Because true lasting change on the inside takes time, and parenting is one never-ending dance with my children that requires me to model who they should become.

5. We are all sinners in need of grace and mercy (Romans 3:23-24)

If all have sinned and fall short of the glory of God, then we parents are more like our children than unlike them. The sinful nature resides in all of us, and we are not inherently good inside (1 John 1:8, Psalm 51:5, Romans 5:12).

Tripp astutely observes that we parent in the middle of our own struggles, and parenting will reveal to us our own insecurities, fears, triggers and anxieties.

It certainly has revealed to me, among other things, my own intolerance for messes at home, my constant insecurity of whether I am doing enough for my children, my fear of my children embarrassing me in public, and my anxieties over whether they will amount to anything (just to name a few).

If we are willing to dig deep within ourselves and confront our own fears and anxieties, we will see God’s grace and mercy changing us through our children, so that He can ultimately work through us for our children.
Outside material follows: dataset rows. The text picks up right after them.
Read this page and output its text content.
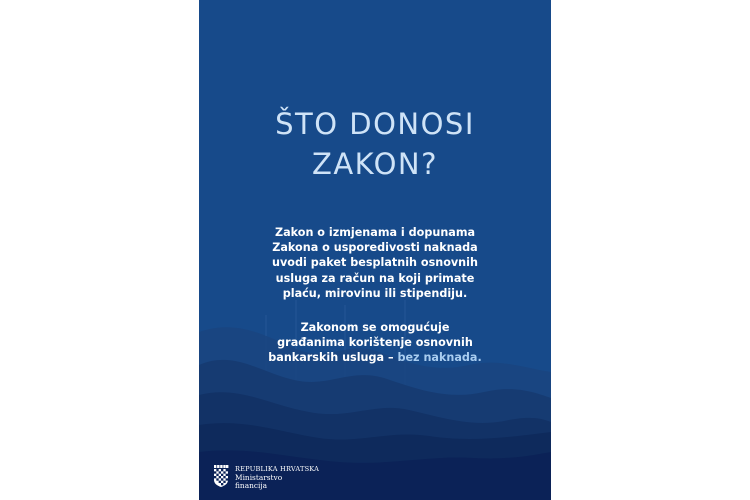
ŠTO DONOSI
ZAKON?
Zakon o izmjenama i dopunama
Zakona o usporedivosti naknada
uvodi paket besplatnih osnovnih
usluga za račun na koji primate
plaću, mirovinu ili stipendiju.
Zakonom se omogućuje
građanima korištenje osnovnih
bankarskih usluga – bez naknada.
REPUBLIKA HRVATSKA
Ministarstvo
financija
Everyone in the room is being parented and growing through their respective struggles.

This biblical truth humbles me to know that I am as much in need of parenting by God even as I parent my children. This drives me to show the same measure of grace and mercy towards my children, and also model contrition to them when I have fallen short. My children need to see that I am also a human being who is less than perfect, in desperate need of God’s daily grace and mercy too.

These are early days in my fatherhood journey, and the road ahead is long.

Yet, God feels closer than ever, and I hang on to the ultimate truth that success in His Kingdom is about faithfulness, not results. I am only called to be God’s faithful instrument of change in the lives of my children and the results are in his infinitely powerful hands.

What a privilege and freedom it is to be able to partner Him in such an endeavour. All glory to Him!